Mass Effect’s Infamous Mako Might Actually be Bearable
Prior to Mass Effect 3’s ending and pretty much everything about Andromeda, you could argue that Mass Effect 1’s Mako was the worst thing BioWare ever did to the series. The original game relied way too much on those vehicle segments which made it all the more baffling that the vehicle was a nightmare to control.
Along with improved handling and camera controls, BioWare is updating Mass Effect 1’s Mako to ensure that touching lava no longer ends the game. While BioWare says they want to retain certain personality elements of the Mako’s jankiness (you can “still drive off cliffs to your heart’s content”), it’s clear that they’re addressing problems that were simply the result of bad decisions.
Maybe Mass Effect still made you drive the Mako a bit too much, but at least those driving segments will be upgraded from “nightmarish” to “kind of annoying.”
Mass Effect’s RPG Combat Will Finally Embrace the Shooter Within
Those who defended Mass Effect’s combat by saying that it was never really supposed to be an action game have long overlooked the idea that Mass Effect was unsatisfying as an action game combat experience and an RPG combat experience. It tried to have it all and ended up about as awkward as a sixth-grade dance.

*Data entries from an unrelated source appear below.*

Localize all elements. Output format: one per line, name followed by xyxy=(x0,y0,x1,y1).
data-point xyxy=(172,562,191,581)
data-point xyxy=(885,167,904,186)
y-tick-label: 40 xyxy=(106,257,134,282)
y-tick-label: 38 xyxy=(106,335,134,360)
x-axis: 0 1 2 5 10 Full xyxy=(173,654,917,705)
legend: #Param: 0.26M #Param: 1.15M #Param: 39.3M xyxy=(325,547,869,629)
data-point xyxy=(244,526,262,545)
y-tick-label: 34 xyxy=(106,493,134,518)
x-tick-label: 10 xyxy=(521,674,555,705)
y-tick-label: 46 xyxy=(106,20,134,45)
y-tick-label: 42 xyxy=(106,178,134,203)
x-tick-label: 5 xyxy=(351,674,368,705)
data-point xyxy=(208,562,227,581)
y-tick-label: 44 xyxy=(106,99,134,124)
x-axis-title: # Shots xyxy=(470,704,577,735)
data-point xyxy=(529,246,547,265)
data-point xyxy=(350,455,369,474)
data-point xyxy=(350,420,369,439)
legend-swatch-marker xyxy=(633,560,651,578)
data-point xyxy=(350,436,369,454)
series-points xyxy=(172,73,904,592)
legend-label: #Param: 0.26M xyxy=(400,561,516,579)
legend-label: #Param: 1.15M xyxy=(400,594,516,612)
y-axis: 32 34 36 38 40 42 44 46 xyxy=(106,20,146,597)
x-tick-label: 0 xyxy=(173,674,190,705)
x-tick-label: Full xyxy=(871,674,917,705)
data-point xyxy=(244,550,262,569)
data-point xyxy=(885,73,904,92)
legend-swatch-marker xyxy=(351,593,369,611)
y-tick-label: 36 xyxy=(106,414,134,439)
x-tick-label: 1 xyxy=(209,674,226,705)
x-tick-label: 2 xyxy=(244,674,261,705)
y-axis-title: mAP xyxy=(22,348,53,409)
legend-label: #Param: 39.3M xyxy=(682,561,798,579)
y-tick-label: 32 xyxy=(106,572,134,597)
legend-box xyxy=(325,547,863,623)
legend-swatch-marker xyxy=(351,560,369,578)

BioWare hasn’t completely abandoned the first game’s ideas, but the version of that game featured in the Legendary Edition benefits from a series of changes designed to make the combat feel “snappier.” BioWare is removing some of the RPG elements that limited the use and effectiveness of certain weapons and are evening toning down that annoying expanding reticle effect that absolutely nobody enjoyed. Generally speaking, it sounds like the game’s guns will feel like they’re being used for more than a way to trick people into thinking that Mass Effect was a sci-fi action title.
Oh, and Legendary Edition will even add a dedicated melee attack button to Mass Effect rather than having those attacks be automatic…wait, there were melee attacks in the original Mass Effect?
Mass Effect’s Improved Leveling Fixes Issues That Almost Killed the Game
While leveling in RPGs seems like a simple enough concept on paper, the fact is that it takes a lot of expert balancing to make RPG leveling truly feel good. Then you’ve got games like the original Mass Effect that tried to think outside the box and forgot to get the essentials right before they broke the mold.
Legendary Edition will address some of Mass Effect’s worst leveling problems which quietly (and sometimes loudly) hindered the role-playing experience that the game was trying to emphasize. By removing the first playthrough level cap, spreading leveling more evenly across the game, and changing the drop rate/effectiveness of certain items at higher levels, the hope is that the updated Mass Effect will make leveling feel rewarding rather than something you’re constantly having to put up with.
Whether or not BioWare is making the right amount of changes to Mass Effect’s UI and leveling remain to be seen, but this is one of the fascinating ways that they’re really trying to improve “Mass Effect: The Sci-Fi Action Title” and “Mass Effect: The BioWare RPG” at the same time.
You Can Still Skip Mass Effect If You Really Want
Even with all the (hopefully) welcome changes featured in Legendary Edition, the fact of the matter is that some people are going to want to skip Mass Effect. It was a rough entry into an otherwise fairly beloved franchise that’s bad ideas are amplified by the bad memories people associate it with.
Fortunately, BioWare has revealed that they’re retaining the Dark Horse comic segments in Mass Effect 2 and 3 which allowed you to make series-wide choices without having to complete the previous games. While that idea was introduced in Mass Effect 2 largely as a way to help PlayStation and PC gamers who couldn’t access the Xbox 360 exclusive original game take advantage of the series’ biggest gimmick, it’s nice that concept is being revitalized here as a way to help you play the Mass Effect series however you want.